Novel Approach for Assessing Performance of PCR Cyclers Used for Diagnostic Testing

ABSTRACT As part of a large international project for validation and standardization of PCR, the influence of thermocyclers on PCR was tested. Six brand-new, Peltier technology-driven 96-well thermocyclers were subjected to a novel and stringent in-tube (not block) physical testing. The temperature was directly monitored in PCR tubes containing 50 μl of distilled water at 13 different block positions. The certified temperature accuracy of the measurement system was ±0.3°C. Finally, the results of the physical testing were compared to those of an amplification efficiency study running an in-house PCR assay.
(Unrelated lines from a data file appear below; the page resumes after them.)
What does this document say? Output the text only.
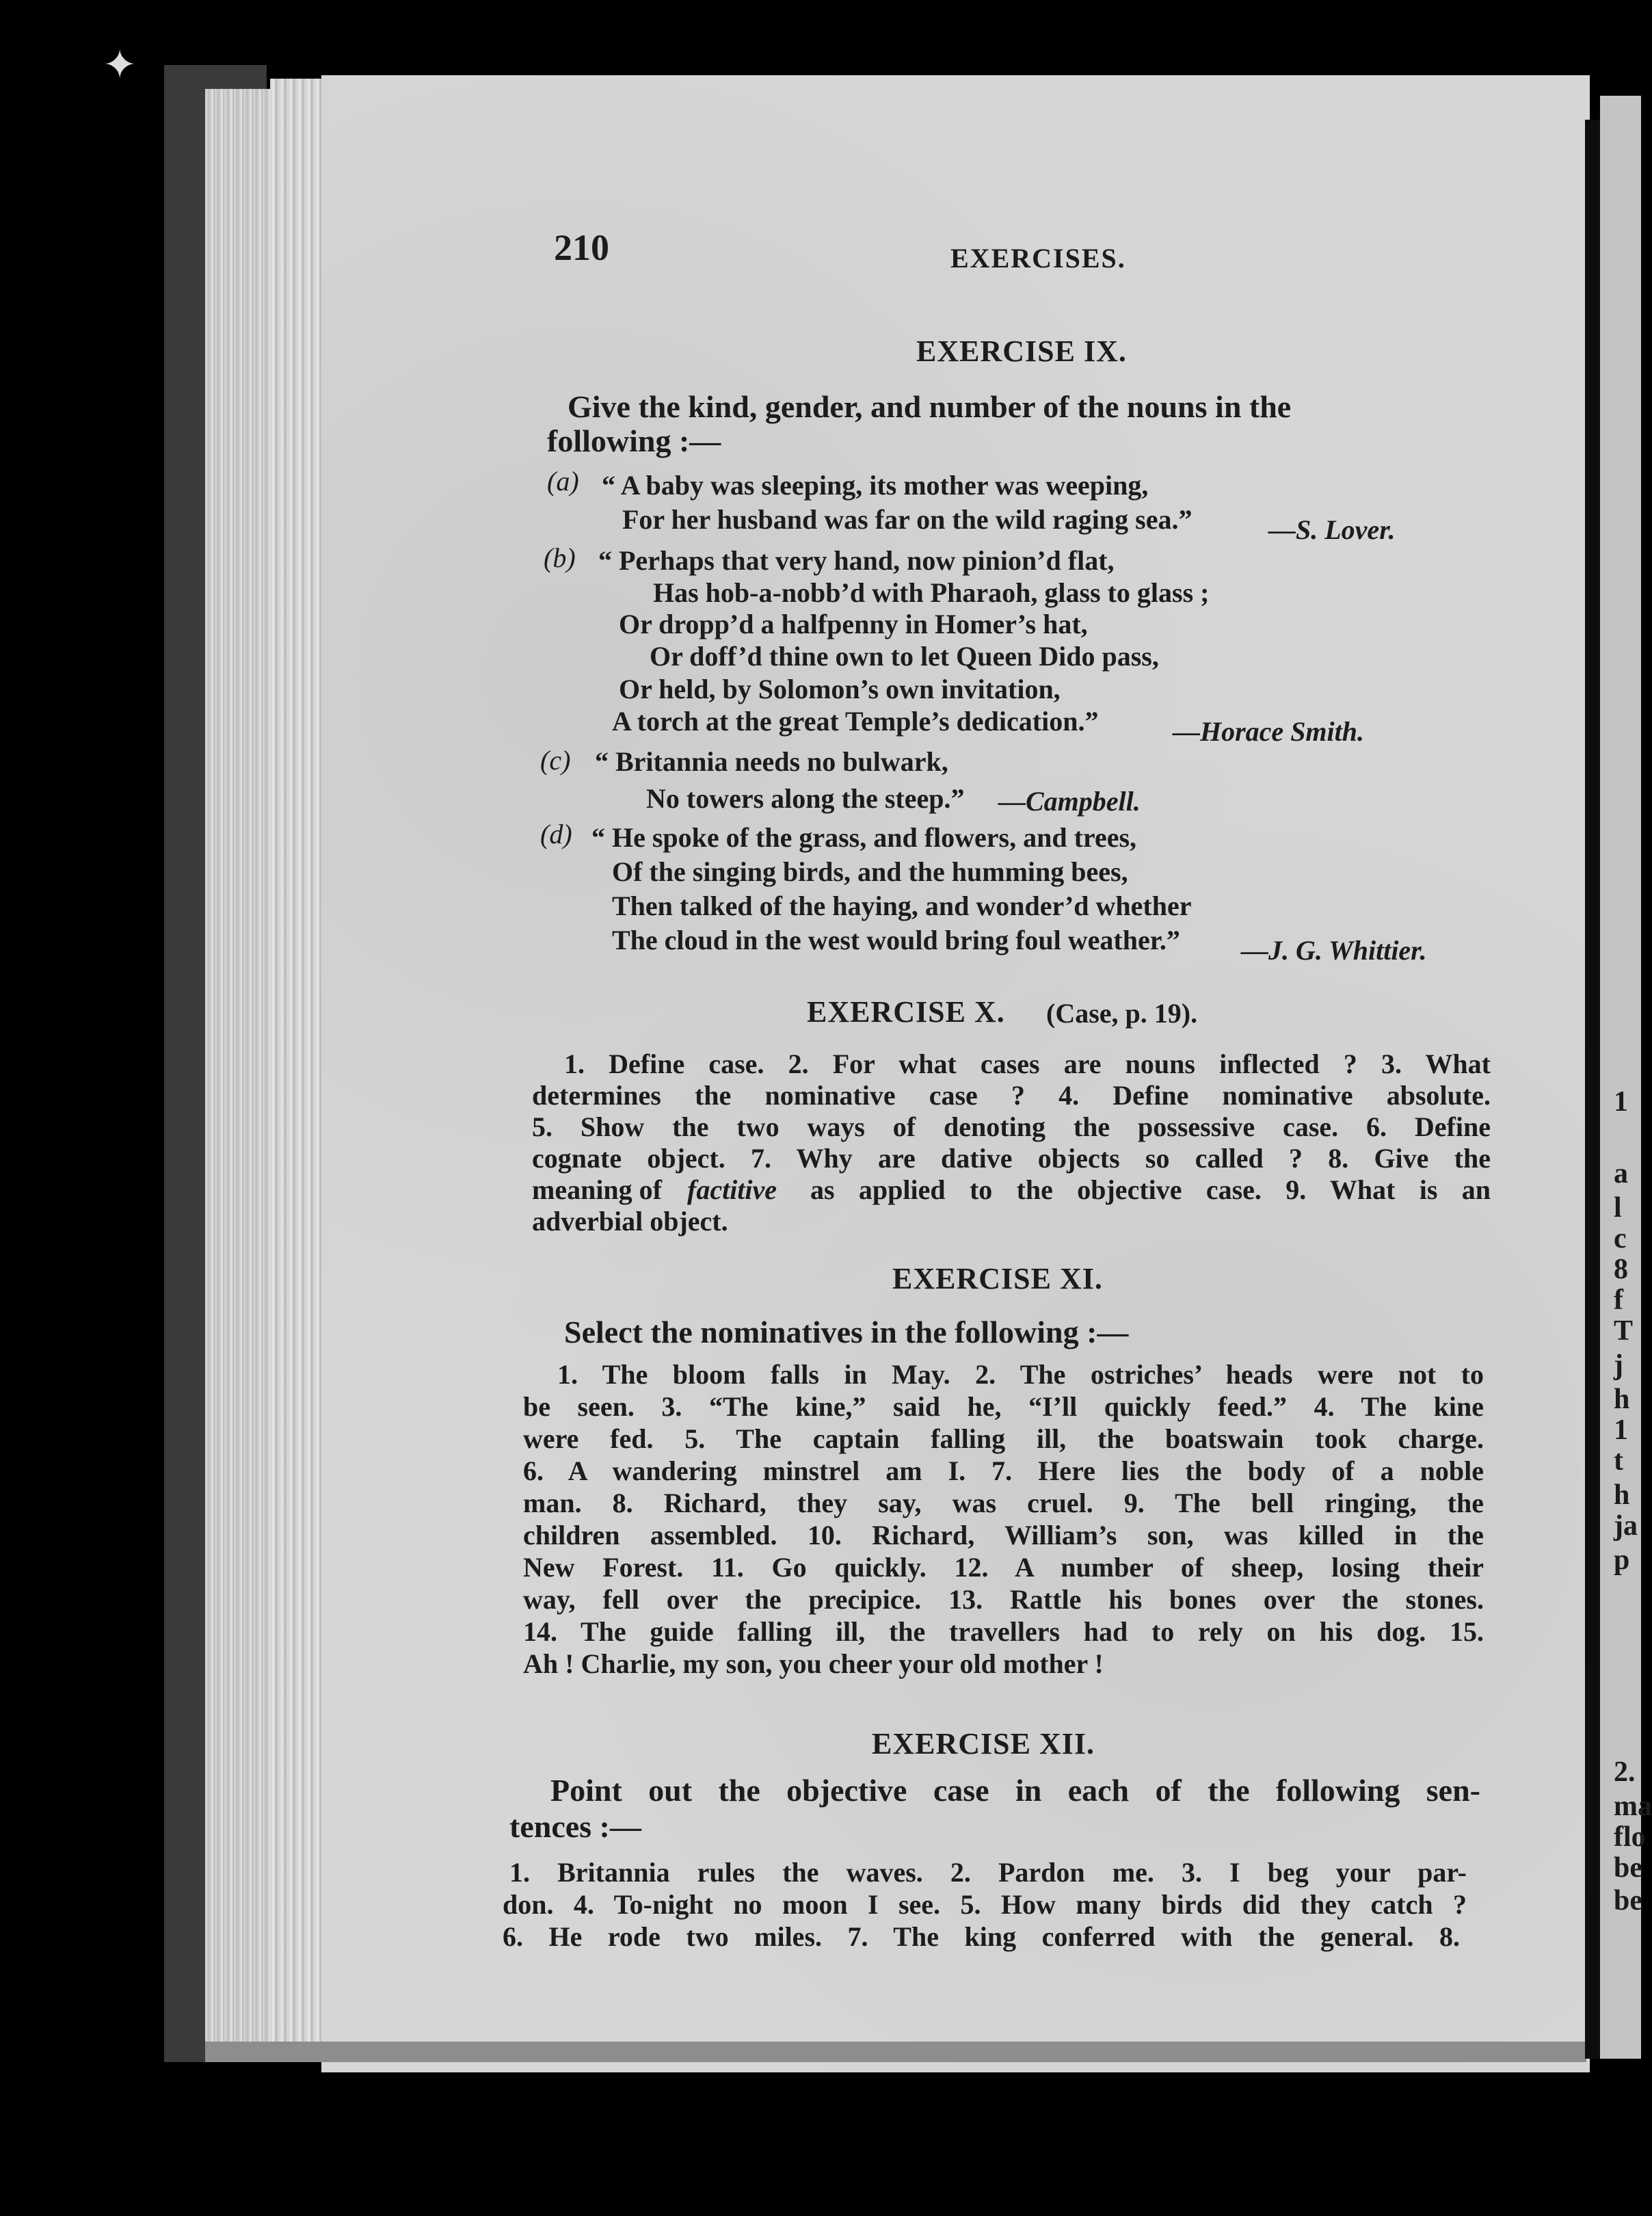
✦
210	EXERCISES.
EXERCISE IX.
Give the kind, gender, and number of the nouns in the
following :—
(a) “ A baby was sleeping, its mother was weeping,
For her husband was far on the wild raging sea.”	—S. Lover.
(b) “ Perhaps that very hand, now pinion’d flat,
Has hob-a-nobb’d with Pharaoh, glass to glass ;
Or dropp’d a halfpenny in Homer’s hat,
Or doff’d thine own to let Queen Dido pass,
Or held, by Solomon’s own invitation,
A torch at the great Temple’s dedication.”	—Horace Smith.
(c) “ Britannia needs no bulwark,
No towers along the steep.” —Campbell.
(d) “ He spoke of the grass, and flowers, and trees,
Of the singing birds, and the humming bees,
Then talked of the haying, and wonder’d whether
The cloud in the west would bring foul weather.” —J. G. Whittier.
EXERCISE X. (Case, p. 19).
1. Define case. 2. For what cases are nouns inflected ? 3. What
determines the nominative case ? 4. Define nominative absolute.
5. Show the two ways of denoting the possessive case. 6. Define
cognate object. 7. Why are dative objects so called ? 8. Give the
meaning of factitive as applied to the objective case. 9. What is an
adverbial object.
EXERCISE XI.
Select the nominatives in the following :—
1. The bloom falls in May. 2. The ostriches’ heads were not to
be seen. 3. “The kine,” said he, “I’ll quickly feed.” 4. The kine
were fed. 5. The captain falling ill, the boatswain took charge.
6. A wandering minstrel am I. 7. Here lies the body of a noble
man. 8. Richard, they say, was cruel. 9. The bell ringing, the
children assembled. 10. Richard, William’s son, was killed in the
New Forest. 11. Go quickly. 12. A number of sheep, losing their
way, fell over the precipice. 13. Rattle his bones over the stones.
14. The guide falling ill, the travellers had to rely on his dog. 15.
Ah ! Charlie, my son, you cheer your old mother !
EXERCISE XII.
Point out the objective case in each of the following sen-
tences :—
1. Britannia rules the waves. 2. Pardon me. 3. I beg your par-
don. 4. To-night no moon I see. 5. How many birds did they catch ?
6. He rode two miles. 7. The king conferred with the general. 8.
1
a
l
c
8
f
T
j
h
1
t
h
ja
p
2.
ma
flo
be
be
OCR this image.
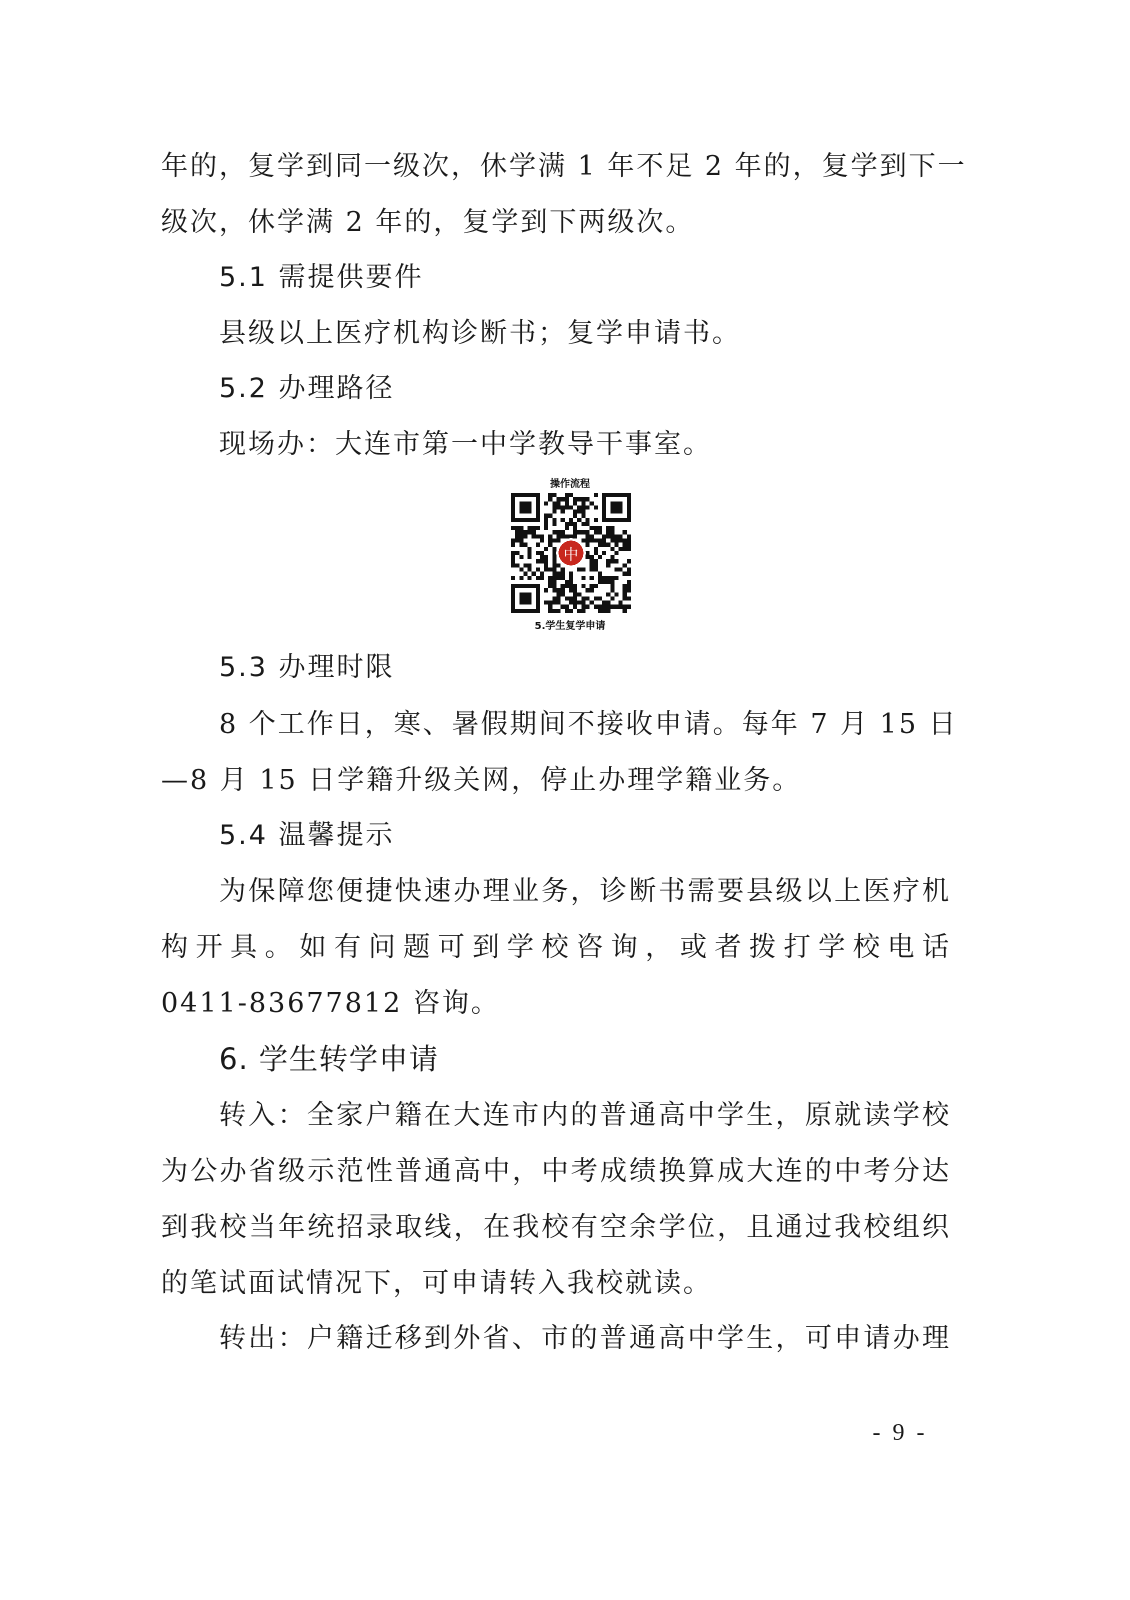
年的，复学到同一级次，休学满 1 年不足 2 年的，复学到下一
级次，休学满 2 年的，复学到下两级次。
5.1 需提供要件
县级以上医疗机构诊断书；复学申请书。
5.2 办理路径
现场办：大连市第一中学教导干事室。
操作流程
中
5.学生复学申请
5.3 办理时限
8 个工作日，寒、暑假期间不接收申请。每年 7 月 15 日
—8 月 15 日学籍升级关网，停止办理学籍业务。
5.4 温馨提示
为保障您便捷快速办理业务，诊断书需要县级以上医疗机
构开具。如有问题可到学校咨询，或者拨打学校电话
0411-83677812 咨询。
6. 学生转学申请
转入：全家户籍在大连市内的普通高中学生，原就读学校
为公办省级示范性普通高中，中考成绩换算成大连的中考分达
到我校当年统招录取线，在我校有空余学位，且通过我校组织
的笔试面试情况下，可申请转入我校就读。
转出：户籍迁移到外省、市的普通高中学生，可申请办理
- 9 -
The cyclers did not perform within the manufacturer′s specification. Premature timing, under- and overshooting, and spatial variation of heat transfer were found to be the critical factors. The physical testing allowed us to distinguish accurate from less-accurate (2/6) cyclers. The lack of thermal homogeneities became most evident at the denaturation level during the first 15 s. At the time point zero, the accurate cyclers showed temperature deviations of 0.5 to 1.5°C, whereas less-accurate cyclers failed to reach the set temperature by 13 to 20°C. Consequently, the two less-accurate cyclers could not gain positive PCR results by running an in-house PCR assay. However, by modifying the original temperature protocol by increasing the denaturation temperature and time, the amplification efficiency of these two cyclers could be improved significantly. The results have implication for laboratories using diagnostic PCR testing.